There are other “site-specific” references in the work. For example, the dissonant montages of film footage O’Reilly has evoke early Russian filmmaker Dziga Vertov’s Kino-Eye cinema experiments. Vertov wrote in 1944 that the Kino-Eye is conceived as “what the eye does not see”, as the “microscope and the telescope of time, as telescopic camera lenses, as the X-ray eye.”
In O’ Reilly’s island experiences, the catalogue for the work explains, the viewer “must cross a psychological threshold to enter the work, because like Eurydice’s mythic journey to the underworld, we must re-play the allegorical journey across the river Styx from the mainland onto the island and into a simulated netherworld.”
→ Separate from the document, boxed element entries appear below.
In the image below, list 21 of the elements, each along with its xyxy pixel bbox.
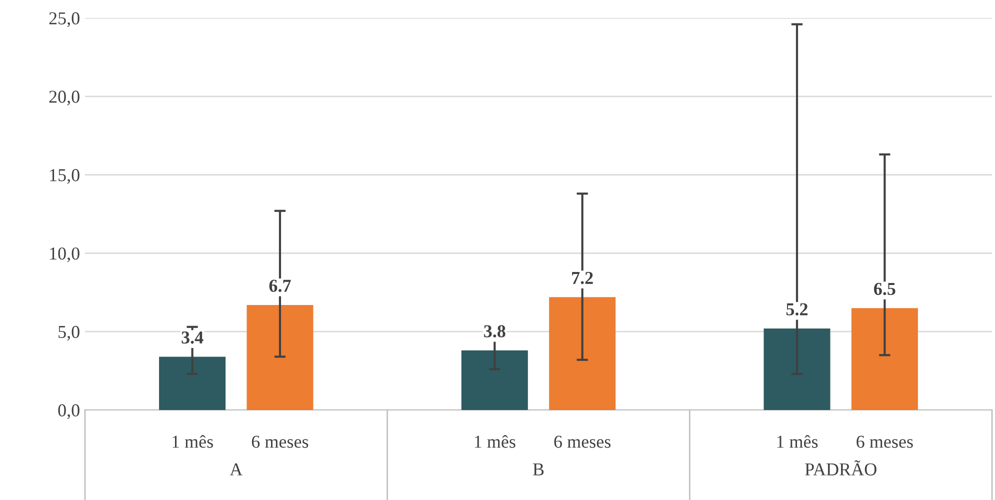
data-label: 5.2 xyxy=(786,303,808,316)
data-label: 6.5 xyxy=(874,282,896,296)
text: 6 meses xyxy=(856,436,913,448)
text: 1 mês xyxy=(474,435,516,448)
y-tick-label: 25,0 xyxy=(49,12,80,28)
x-tick-label: PADRÃO xyxy=(805,460,876,476)
text: 6 meses xyxy=(554,436,611,448)
data-label: 6.7 xyxy=(269,280,291,292)
text: 1 mês xyxy=(777,435,818,448)
data-label: 7.2 xyxy=(572,272,593,284)
series-label: 1 mês xyxy=(172,435,213,448)
y-tick-label: 10,0 xyxy=(50,247,80,262)
data-label: 3.8 xyxy=(484,325,506,338)
data-label: 3.4 xyxy=(182,331,204,344)
y-tick-label: 5,0 xyxy=(58,326,80,341)
x-tick-label: B xyxy=(532,463,544,476)
series-label: 6 meses xyxy=(252,436,308,448)
y-tick-label: 20,0 xyxy=(49,90,80,106)
y-tick-label: 15,0 xyxy=(50,169,80,184)
x-tick-label: A xyxy=(230,463,243,476)
y-tick-label: 0,0 xyxy=(58,404,80,420)
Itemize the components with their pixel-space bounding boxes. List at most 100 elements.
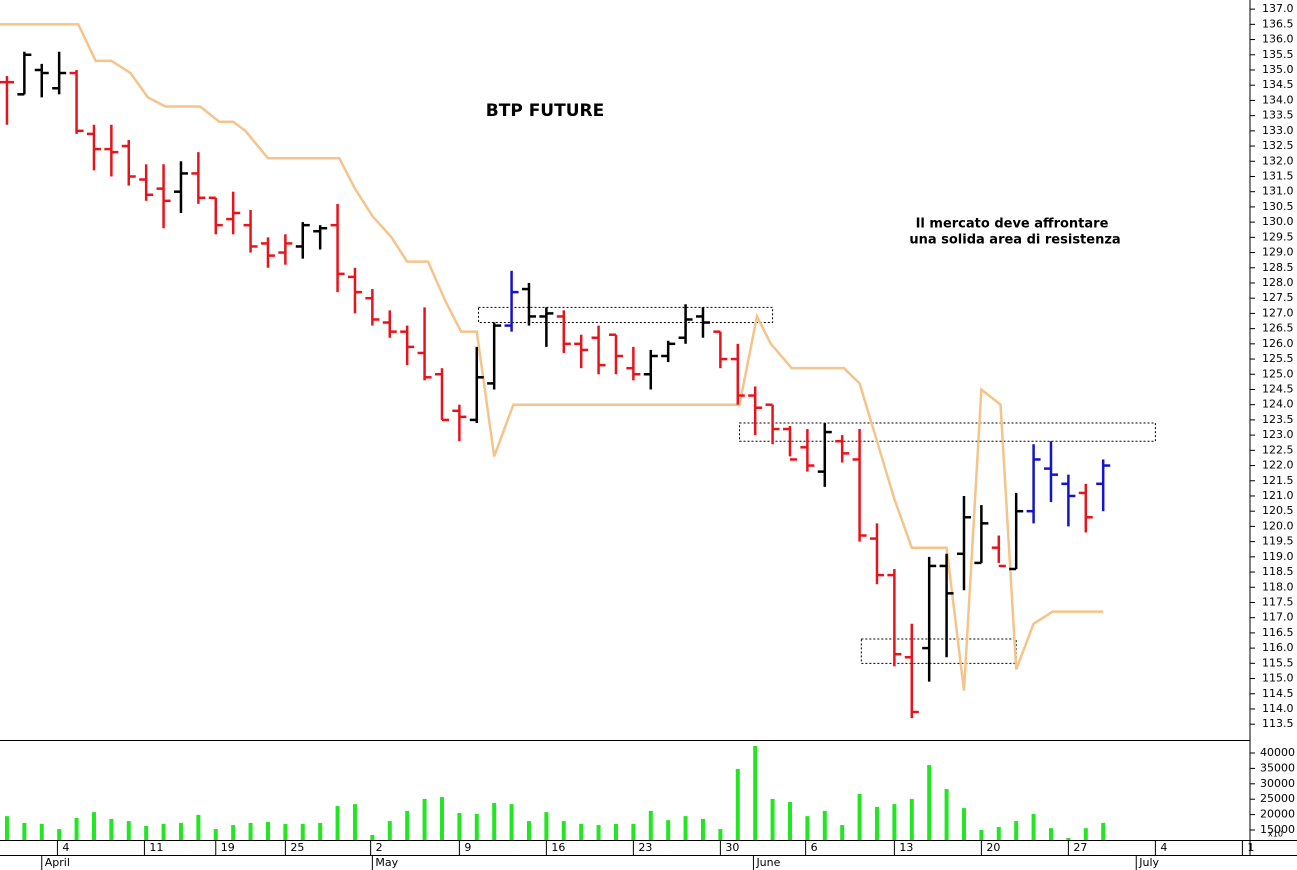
volume-bar	[248, 822, 253, 840]
month-label: April	[45, 856, 70, 869]
y-tick-label: 131.5	[1262, 169, 1294, 182]
volume-bar	[178, 822, 183, 840]
y-tick-label: 129.5	[1262, 230, 1294, 243]
y-tick-label: 120.5	[1262, 504, 1294, 517]
x-tick-label: 2	[376, 841, 383, 854]
volume-bar	[387, 821, 392, 840]
y-tick-label: 130.0	[1262, 215, 1294, 228]
volume-bar	[39, 823, 44, 840]
x-tick-label: 23	[638, 841, 652, 854]
y-tick-label: 30000	[1260, 777, 1295, 790]
y-tick-label: 35000	[1260, 761, 1295, 774]
x-tick-label: 30	[725, 841, 739, 854]
y-tick-label: 127.5	[1262, 291, 1294, 304]
annotation: una solida area di resistenza	[909, 233, 1120, 248]
x-tick-label: 9	[464, 841, 471, 854]
resistance-zone	[478, 306, 774, 324]
volume-bar	[544, 812, 549, 840]
y-tick-label: 118.5	[1262, 565, 1294, 578]
y-tick-label: 122.5	[1262, 443, 1294, 456]
volume-bar	[840, 825, 845, 840]
volume-bar	[1066, 837, 1071, 840]
volume-bar	[666, 820, 671, 840]
y-tick-label: 126.0	[1262, 337, 1294, 350]
y-tick-label: 124.5	[1262, 382, 1294, 395]
volume-bar	[613, 823, 618, 840]
volume-bar	[492, 802, 497, 840]
volume-bar	[335, 805, 340, 840]
y-tick-label: 134.0	[1262, 93, 1294, 106]
volume-bar	[961, 808, 966, 840]
volume-bar	[944, 789, 949, 840]
y-tick-label: 136.5	[1262, 17, 1294, 30]
x-tick-label: 11	[149, 841, 163, 854]
volume-bar	[787, 801, 792, 840]
x-tick-label: 4	[62, 841, 69, 854]
y-tick-label: 119.0	[1262, 550, 1294, 563]
x-tick-label: 25	[290, 841, 304, 854]
y-tick-label: 137.0	[1262, 2, 1294, 15]
y-tick-label: 136.0	[1262, 33, 1294, 46]
volume-bar	[300, 823, 305, 840]
volume-bar	[770, 798, 775, 840]
x-tick-label: 16	[551, 841, 565, 854]
y-tick-label: 125.0	[1262, 367, 1294, 380]
volume-bar	[1031, 813, 1036, 840]
x-tick-label: 20	[986, 841, 1000, 854]
volume-bar	[996, 826, 1001, 840]
y-tick-label: 135.0	[1262, 63, 1294, 76]
volume-bar	[161, 823, 166, 840]
y-tick-label: 113.5	[1262, 717, 1294, 730]
y-tick-label: 121.0	[1262, 489, 1294, 502]
volume-bar	[718, 829, 723, 840]
volume-bar	[231, 825, 236, 840]
y-tick-label: 131.0	[1262, 185, 1294, 198]
volume-bar	[579, 823, 584, 840]
y-tick-label: 116.5	[1262, 626, 1294, 639]
volume-bar	[979, 829, 984, 840]
y-tick-label: 15000	[1260, 823, 1295, 836]
volume-bar	[1101, 822, 1106, 840]
y-tick-label: 40000	[1260, 746, 1295, 759]
volume-bar	[318, 822, 323, 840]
y-tick-label: 115.5	[1262, 656, 1294, 669]
x-tick-label: 19	[221, 841, 235, 854]
y-tick-label: 20000	[1260, 808, 1295, 821]
volume-bar	[109, 818, 114, 840]
y-tick-label: 134.5	[1262, 78, 1294, 91]
y-tick-label: 135.5	[1262, 48, 1294, 61]
volume-bar	[144, 825, 149, 840]
resistance-zone	[739, 422, 1156, 442]
volume-bar	[526, 821, 531, 840]
volume-bar	[822, 810, 827, 840]
volume-bar	[735, 769, 740, 840]
y-tick-label: 133.5	[1262, 109, 1294, 122]
volume-bar	[422, 798, 427, 840]
y-tick-label: 124.0	[1262, 398, 1294, 411]
volume-bar	[405, 810, 410, 840]
resistance-zone	[860, 638, 1017, 664]
volume-bar	[1083, 828, 1088, 840]
volume-bar	[631, 823, 636, 840]
volume-bar	[474, 813, 479, 840]
y-tick-label: 128.5	[1262, 261, 1294, 274]
chart-title: BTP FUTURE	[486, 101, 604, 121]
volume-bar	[91, 812, 96, 840]
y-tick-label: 119.5	[1262, 535, 1294, 548]
y-tick-label: 114.0	[1262, 702, 1294, 715]
volume-bar	[4, 816, 9, 840]
volume-bar	[370, 834, 375, 840]
y-tick-label: 129.0	[1262, 246, 1294, 259]
volume-bar	[352, 804, 357, 840]
y-tick-label: 132.5	[1262, 139, 1294, 152]
volume-bar	[683, 816, 688, 840]
y-tick-label: 114.5	[1262, 687, 1294, 700]
month-label: June	[755, 856, 780, 869]
x-tick-label: 6	[811, 841, 818, 854]
volume-bar	[874, 806, 879, 840]
y-tick-label: 25000	[1260, 792, 1295, 805]
volume-bar	[857, 793, 862, 840]
volume-bar	[126, 821, 131, 840]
Tuesday’s performance, which is supported by Australia’s Department of Foreign Affairs and Trade, is just one event in the packed Body Navigation program. Sweden’s Robert Brecevic and Geska Helena Andersson bring “Men That Fall/ Women That Turn,” a video installation using the latest plasma screen technology to address gender issues installed at the popular new venue The Place on Marshala Govorova Ulitsa from Saturday through Tuesday. The Place was also the venue where Body Navigation hold its official opening event on Saturday.
Earlier Saturday, at 1 p.m. on the Lebazhya Kanavka, a canal running alongside the Summer Garden and into the River Neva, one of Body Navigation’s most intriguing performances was set to take place. “You Cannot Deny It Just Might Happen,” by Norway’s Anne-Britt Rage, Gunnhild Bakke, Anneke von der Fehr and Rolf-Erik Nystrom took the form of the three women artists trying to stand up in a canoe on the canal, to the accompaniment of live music performed on the bank.
“Absence Precense: Kronshtadt” takes place at the Chapel of the Naval Hospital, 2 Manuilskogo Ulitsa, Kronshtadt on Tuesday through 2 p.m. A special bus departs at 10 a.m. from Ploshchad Iskusstv (Arts Square) in central St. Petersburg.